I was a shy one when I entered first grade at Benson Hill Elementary School in Renton.
I don’t remember the name of the school. It’s been nearly 50 years and those records have long been lost. But I know I didn’t go there long – just that one year. My stepfather was in the military and that meant we moved a lot.
But I do remember the lunch man. I’ll call him Mr. Park since his name too has been consumed by the fog of years and the 14 different school cafeterias of my childhood.
He was the lone man in a line of lunch ladies that manned the dishing counter. Every day he stood ready with his ladle, his broad and twinkling smile and a word of encouragement for every child – whether they thought they needed it or not.
Words of encouragement
“Keep your chin up!” to the boy two trays ahead who ignored him and rushed off.
“Give’n ya fuel to be cool!” to the girl in front of me.
And to me: “You are A-OK.”
He always winked as I secretly handed him my free-lunch card, trying to hide it from other kids. I had overheard my parents fighting about how my mom was embarrassed we were so poor we needed free food.
“Those kids would starve without the freebies,” my mother had cried. I hold only compassion today. I can’t imagine the struggle she faced trying to keep four children nourished on an enlisted military salary. But by first grade I was already forming the belief that income level equaled one’s worth. I became the ever-embarrassed girl who sat in the last seat at the last table at the back of the cafeteria, trying to become invisible.
The opposite of invisible
But Mr. Park saw me.
Every now and then he’d pop out of the lunch line, high-five kids around the large hall and race back to his place in line to the delight of teachers and students alike. He never forgot me in the corner. If I was extra shy and kept my hand down, he’d lift it up, reminding me:
“Happy is a two-way street! I need your encouragement!”
One day, I snuck my card to him under my milk. There was no need to hide it. By then I had figured out that if I was the last in line, nobody would see it. He gave me a knowing look and then reached into his pocket and pulled out his wallet.
“You know what that is,” he asked conspiratorilly, proffering a card. “That’s my free-lunch ticket.”
So special
My eyes widened in surprise.
“And you know what that means? That means I am so special and so valuable that the whole government of the US of A wants to make sure I have the best food ever.” The three lunch ladies lined up beside him pulled out cards as well, smiling and nodding.
“Looks like they think you are awfully special too,” Mr. Park said. “Be proud!”

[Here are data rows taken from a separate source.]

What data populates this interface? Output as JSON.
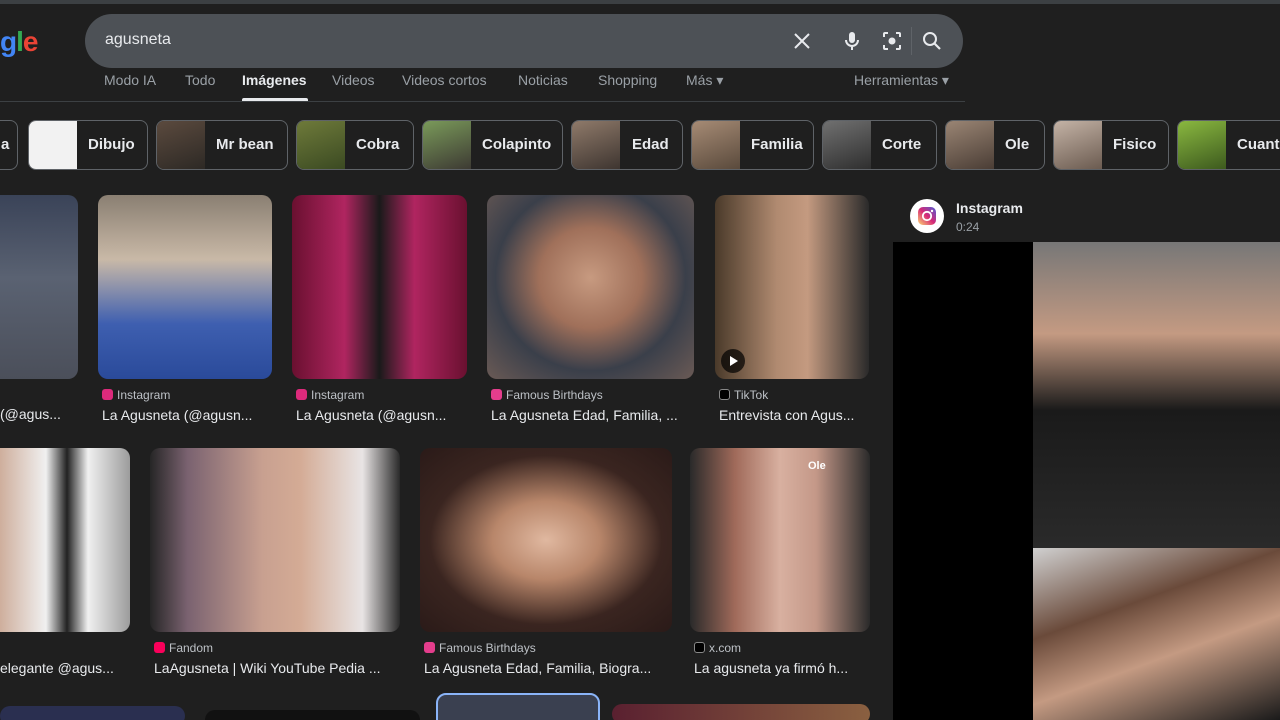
{
  "logo": {
    "part1": "g",
    "part2": "l",
    "part3": "e"
  },
  "search": {
    "query": "agusneta",
    "icons": [
      "close-icon",
      "mic-icon",
      "lens-icon",
      "search-icon"
    ]
  },
  "tabs": [
    {
      "label": "Modo IA"
    },
    {
      "label": "Todo"
    },
    {
      "label": "Imágenes"
    },
    {
      "label": "Videos"
    },
    {
      "label": "Videos cortos"
    },
    {
      "label": "Noticias"
    },
    {
      "label": "Shopping"
    },
    {
      "label": "Más ▾"
    },
    {
      "label": "Herramientas ▾"
    }
  ],
  "chips": [
    {
      "label": "a"
    },
    {
      "label": "Dibujo"
    },
    {
      "label": "Mr bean"
    },
    {
      "label": "Cobra"
    },
    {
      "label": "Colapinto"
    },
    {
      "label": "Edad"
    },
    {
      "label": "Familia"
    },
    {
      "label": "Corte"
    },
    {
      "label": "Ole"
    },
    {
      "label": "Fisico"
    },
    {
      "label": "Cuanto"
    }
  ],
  "results": [
    {
      "source": "",
      "title": "(@agus..."
    },
    {
      "source": "Instagram",
      "title": "La Agusneta (@agusn..."
    },
    {
      "source": "Instagram",
      "title": "La Agusneta (@agusn..."
    },
    {
      "source": "Famous Birthdays",
      "title": "La Agusneta Edad, Familia, ..."
    },
    {
      "source": "TikTok",
      "title": "Entrevista con Agus..."
    },
    {
      "source": "",
      "title": "elegante @agus..."
    },
    {
      "source": "Fandom",
      "title": "LaAgusneta | Wiki YouTube Pedia ..."
    },
    {
      "source": "Famous Birthdays",
      "title": "La Agusneta Edad, Familia, Biogra..."
    },
    {
      "source": "x.com",
      "title": "La agusneta ya firmó h..."
    }
  ],
  "overlay": {
    "ole_label": "Ole"
  },
  "panel": {
    "name": "Instagram",
    "duration": "0:24"
  },
  "colors": {
    "background": "#1f1f1f",
    "searchbar": "#4d5156",
    "accent": "#e8eaed"
  }
}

They could have pulled their driver’s licenses from their pockets for all I knew. But I beamed all the way to my far-away table. I glowed like a star. I got up and moved a few tables closer to my classmates.
And thus I made my way through first grade, eating bright-orange mac and cheese, wiggly jello squares, “mystery meat” with gravy, drinking not-quite-cold milk from cartons and inching toward community.
A strange and scary loss
There is one other thing I remember about my first grade in Renton.
Halfway through the year, our teacher, Mrs. Evans, had a heart attack during a math lesson and died in front of my class.
The room filled with policemen and medics. We students were ushered into the cafeteria. Most of the kids didn’t quite understand what had happened. They were joyful to be out of class. But I was in the front row when Mrs. Evans died and I was devastated. She had been very kind to me.
Hugs, not crayons
The principal gave us coloring pages and crayons and the lunch ladies brought out chocolate pudding. I sat hiccupping in my corner.
Mr. Park came out of the kitchen and made a beeline to me. He put his arm around me and consoled me. The rules on hugging a sad child were looser then.
“Let it out. You let that out,” he whispered gently. “It will all be A-OK.”
The lunch man still with me
Eventually I stopped crying. A new teacher arrived. The routine returned. Going to lunch with my special ticket to high-five Mr. Park became my favorite part of the day. I am not sure if the school meals then were healthy by today’s standards. I assume the ingredients had too much fat and salt and sugar. I’ll never know if the meat was actually meat. Looking at the Renton School District’s recent menus, I still see the pizza and chicken nuggets, fish sticks and spaghetti I was served, now bolstered by a daily “Fruit and Vegetable Garden Bar” as well as alternative milk choices.
But I do know those meals filled me up and gave me the energy I needed to get through the day until dinner. I was a good student and grew into a healthy adult.
I also know that the lunch man nourished me in ways that continue to benefit and sustain me and my children today.